Friday, May 23, 2014

Noah Smith and Greg Mankiw — Should Econ 101 have more empirics?

What we need is to teach empirics. We need to teach undergrads how to tell if theories are right or wrong.
Ya think?

Noahpinion
Econ 101 should have more empirics
Noah Smith | Assistant Professor of Finance, Stony Brook University

Greg Mankiw doesn't think so.
We teachers of introductory economics can and should explain where and why economists disagree. That is part of helping students develop their critical thinking skills. But I doubt students are in a position to try to evaluate the competing empirical work that shapes the differing views.

In the end, introductory economics is just that: an introduction to the economist's way of thinking. That means giving students basic concepts--comparative advantage, supply and demand, market efficiency and market failure--that will make them more perceptive readers of the newspaper.
Greg Mankiw's Blog
Improving Econ 101
Gregory Mankiw | Professor of Economics at Harvard Universit

Seems that "explain[ing] where and why economists disagree" would logically include empirical evidence?

Noah Smith hits the nail on the head.
Teaching Econ 101 students theory after theory after theory leaves them with the impression that they could have just been fed a line of bull. And in fact, they’re right -- they could have. Instead, teach them to be skeptical, look at the evidence, and think for themselves.

2 comments:

Anonymous said...

I think that Mankiw also hits the nail on the head. IIUC, he says that in economics reason is more important than empiricism. That squares with my impression that economics is largely pre-scientific.

Tom Hickey said...

R.H. Coase "How should economists choose?" Warren Nutter Lecture, 1981. Reprinted in Essays on Economics and Economists (1994/2012)

"But a theory is not like an airline or bus timetable. We are not interested simply in the accuracy of its predictions. A theory also serves as a base for thinking. It helps us to understand what is going on by enabling us to organize our thoughts. Faced with a choice between a theory which predicts well but gives us little insight into how the system works and one which gives us this insight but predicts badly, I would choose the latter, and I am inclined to think that most economists would do the same."
p. 16-17 [emphasis added]

"If you torture the data enough, nature will always confess."
p. 27.

Coase states that he said this in a talk at the University of Virginia in the early 1960s and that this saying, "in a somewhat altered form, has taken its place in the statistical literature."

Alternative: "If you torture the data long enough, it will confess."

Cited in: Gordon Tullock, "A Comment on Daniel Klein's 'A Plea to Economists Who Favor Liberty'", Eastern Economic Journal, Spring 2001.


http://en.wikiquote.org/wiki/Ronald_Coase

My question is if "a theory which predicts well but gives us little insight into how the system works and one which gives us this insight but predicts badly," how is one so sure that it explains how the system works.
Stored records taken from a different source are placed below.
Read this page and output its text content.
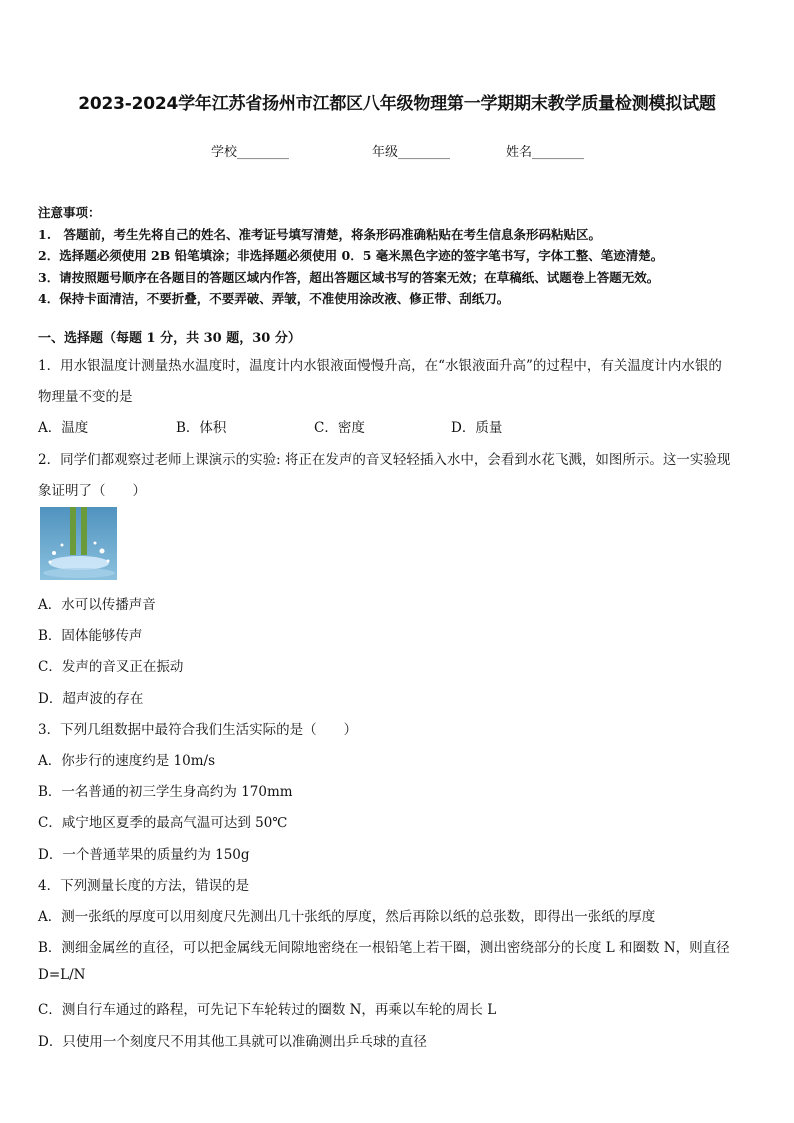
2023-2024学年江苏省扬州市江都区八年级物理第一学期期末教学质量检测模拟试题
学校________	年级________	姓名________
注意事项：
1.　答题前，考生先将自己的姓名、准考证号填写清楚，将条形码准确粘贴在考生信息条形码粘贴区。
2．选择题必须使用 2B 铅笔填涂；非选择题必须使用 0．5 毫米黑色字迹的签字笔书写，字体工整、笔迹清楚。
3．请按照题号顺序在各题目的答题区域内作答，超出答题区域书写的答案无效；在草稿纸、试题卷上答题无效。
4．保持卡面清洁，不要折叠，不要弄破、弄皱，不准使用涂改液、修正带、刮纸刀。
一、选择题（每题 1 分，共 30 题，30 分）
1．用水银温度计测量热水温度时，温度计内水银液面慢慢升高，在“水银液面升高”的过程中，有关温度计内水银的
物理量不变的是
A．温度	B．体积	C．密度	D．质量
2．同学们都观察过老师上课演示的实验: 将正在发声的音叉轻轻插入水中，会看到水花飞溅，如图所示。这一实验现
象证明了（　　）
A．水可以传播声音
B．固体能够传声
C．发声的音叉正在振动
D．超声波的存在
3．下列几组数据中最符合我们生活实际的是（　　）
A．你步行的速度约是 10m/s
B．一名普通的初三学生身高约为 170mm
C．咸宁地区夏季的最高气温可达到 50℃
D．一个普通苹果的质量约为 150g
4．下列测量长度的方法，错误的是
A．测一张纸的厚度可以用刻度尺先测出几十张纸的厚度，然后再除以纸的总张数，即得出一张纸的厚度
B．测细金属丝的直径，可以把金属线无间隙地密绕在一根铅笔上若干圈，测出密绕部分的长度 L 和圈数 N，则直径
D=L/N
C．测自行车通过的路程，可先记下车轮转过的圈数 N，再乘以车轮的周长 L
D．只使用一个刻度尺不用其他工具就可以准确测出乒乓球的直径
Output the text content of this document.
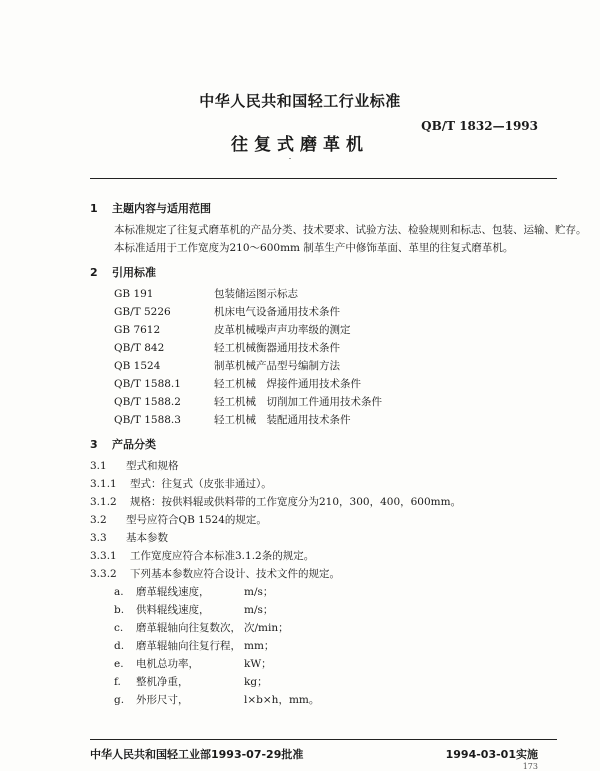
中华人民共和国轻工行业标准
QB/T 1832—1993
往复式磨革机
1 主题内容与适用范围
本标准规定了往复式磨革机的产品分类、技术要求、试验方法、检验规则和标志、包装、运输、贮存。
本标准适用于工作宽度为210～600mm 制革生产中修饰革面、革里的往复式磨革机。
2 引用标准
GB 191	包装储运图示标志
GB/T 5226	机床电气设备通用技术条件
GB 7612	皮革机械噪声声功率级的测定
QB/T 842	轻工机械衡器通用技术条件
QB 1524	制革机械产品型号编制方法
QB/T 1588.1	轻工机械　焊接件通用技术条件
QB/T 1588.2	轻工机械　切削加工件通用技术条件
QB/T 1588.3	轻工机械　装配通用技术条件
3 产品分类
3.1 型式和规格
3.1.1 型式：往复式（皮张非通过）。
3.1.2 规格：按供料辊或供料带的工作宽度分为210，300，400，600mm。
3.2 型号应符合QB 1524的规定。
3.3 基本参数
3.3.1 工作宽度应符合本标准3.1.2条的规定。
3.3.2 下列基本参数应符合设计、技术文件的规定。
a. 磨革辊线速度，	m/s；
b. 供料辊线速度，	m/s；
c. 磨革辊轴向往复数次， 次/min；
d. 磨革辊轴向往复行程， mm；
e. 电机总功率，	kW；
f. 整机净重，	kg；
g. 外形尺寸，	l×b×h，mm。
中华人民共和国轻工业部1993-07-29批准	1994-03-01实施
173
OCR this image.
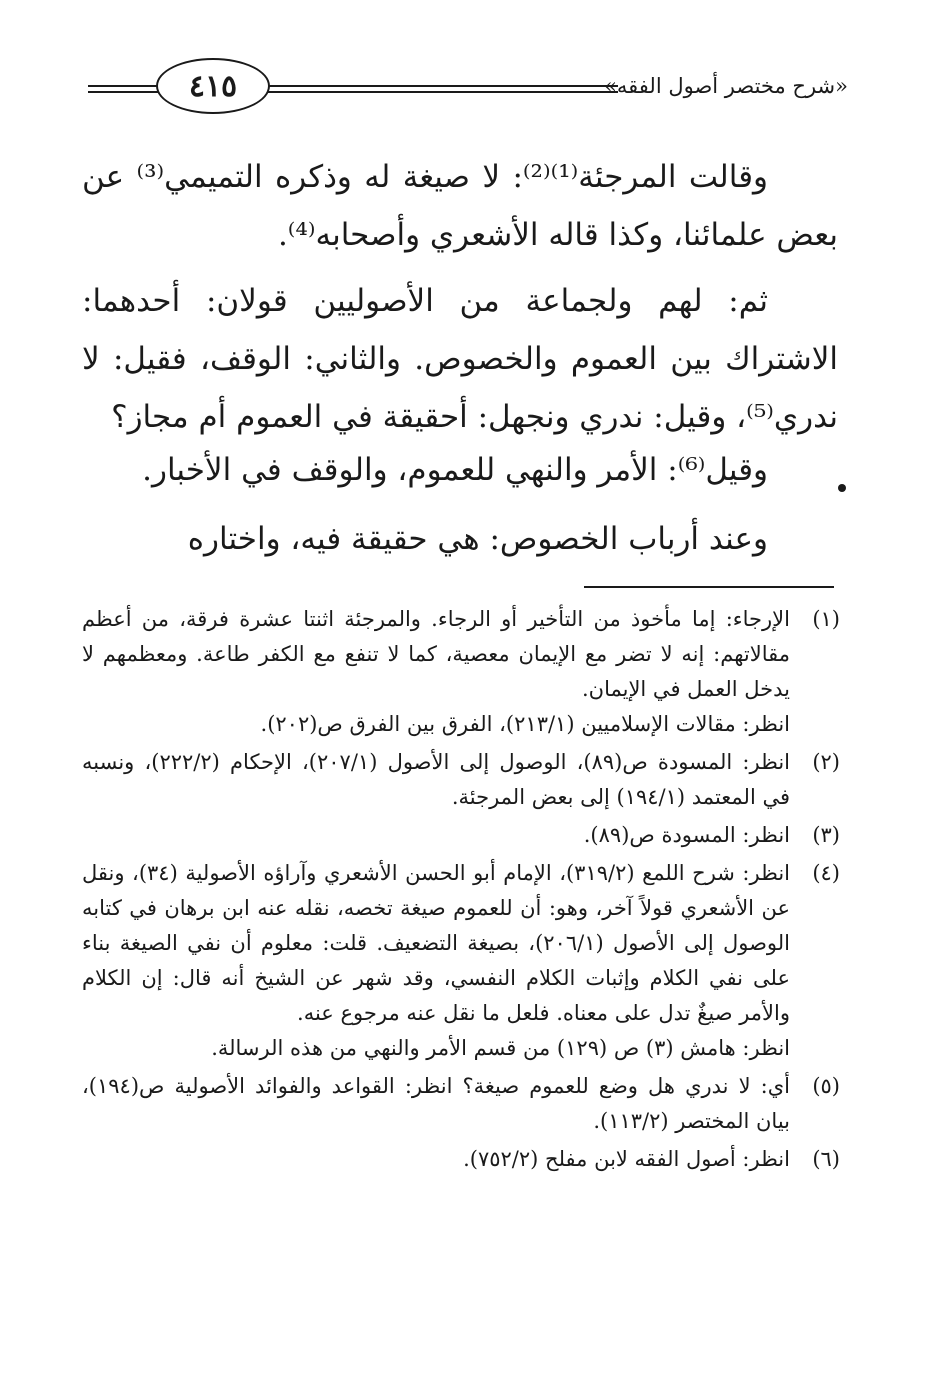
٤١٥	«شرح مختصر أصول الفقه»
وقالت المرجئة⁽¹⁾⁽²⁾: لا صيغة له وذكره التميمي⁽³⁾ عن بعض علمائنا، وكذا قاله الأشعري وأصحابه⁽⁴⁾.
ثم: لهم ولجماعة من الأصوليين قولان: أحدهما: الاشتراك بين العموم والخصوص. والثاني: الوقف، فقيل: لا ندري⁽⁵⁾، وقيل: ندري ونجهل: أحقيقة في العموم أم مجاز؟
وقيل⁽⁶⁾: الأمر والنهي للعموم، والوقف في الأخبار.
وعند أرباب الخصوص: هي حقيقة فيه، واختاره
(١)
الإرجاء: إما مأخوذ من التأخير أو الرجاء. والمرجئة اثنتا عشرة فرقة، من أعظم مقالاتهم: إنه لا تضر مع الإيمان معصية، كما لا تنفع مع الكفر طاعة. ومعظمهم لا يدخل العمل في الإيمان.
انظر: مقالات الإسلاميين (٢١٣/١)، الفرق بين الفرق ص(٢٠٢).
(٢)
انظر: المسودة ص(٨٩)، الوصول إلى الأصول (٢٠٧/١)، الإحكام (٢٢٢/٢)، ونسبه في المعتمد (١٩٤/١) إلى بعض المرجئة.
(٣)
انظر: المسودة ص(٨٩).
(٤)
انظر: شرح اللمع (٣١٩/٢)، الإمام أبو الحسن الأشعري وآراؤه الأصولية (٣٤)، ونقل عن الأشعري قولاً آخر، وهو: أن للعموم صيغة تخصه، نقله عنه ابن برهان في كتابه الوصول إلى الأصول (٢٠٦/١)، بصيغة التضعيف. قلت: معلوم أن نفي الصيغة بناء على نفي الكلام وإثبات الكلام النفسي، وقد شهر عن الشيخ أنه قال: إن الكلام والأمر صيغٌ تدل على معناه. فلعل ما نقل عنه مرجوع عنه.
انظر: هامش (٣) ص (١٢٩) من قسم الأمر والنهي من هذه الرسالة.
(٥)
أي: لا ندري هل وضع للعموم صيغة؟ انظر: القواعد والفوائد الأصولية ص(١٩٤)، بيان المختصر (١١٣/٢).
(٦)
انظر: أصول الفقه لابن مفلح (٧٥٢/٢).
Scientific explanation is supposedly causal, i.e., necessary. The necessity comes from the deductive aspect of the theory. The warrant that the deduction is correct is falsifiability. If a theory "does not predict well" it is falsified. This appears to me to be one of the stupidest things written since the triumph of scientific methodology over theology and metaphysics. It's a step back toward medieval times.

(Philosopher of science rolls his eyes and scratches his head while he writes this.)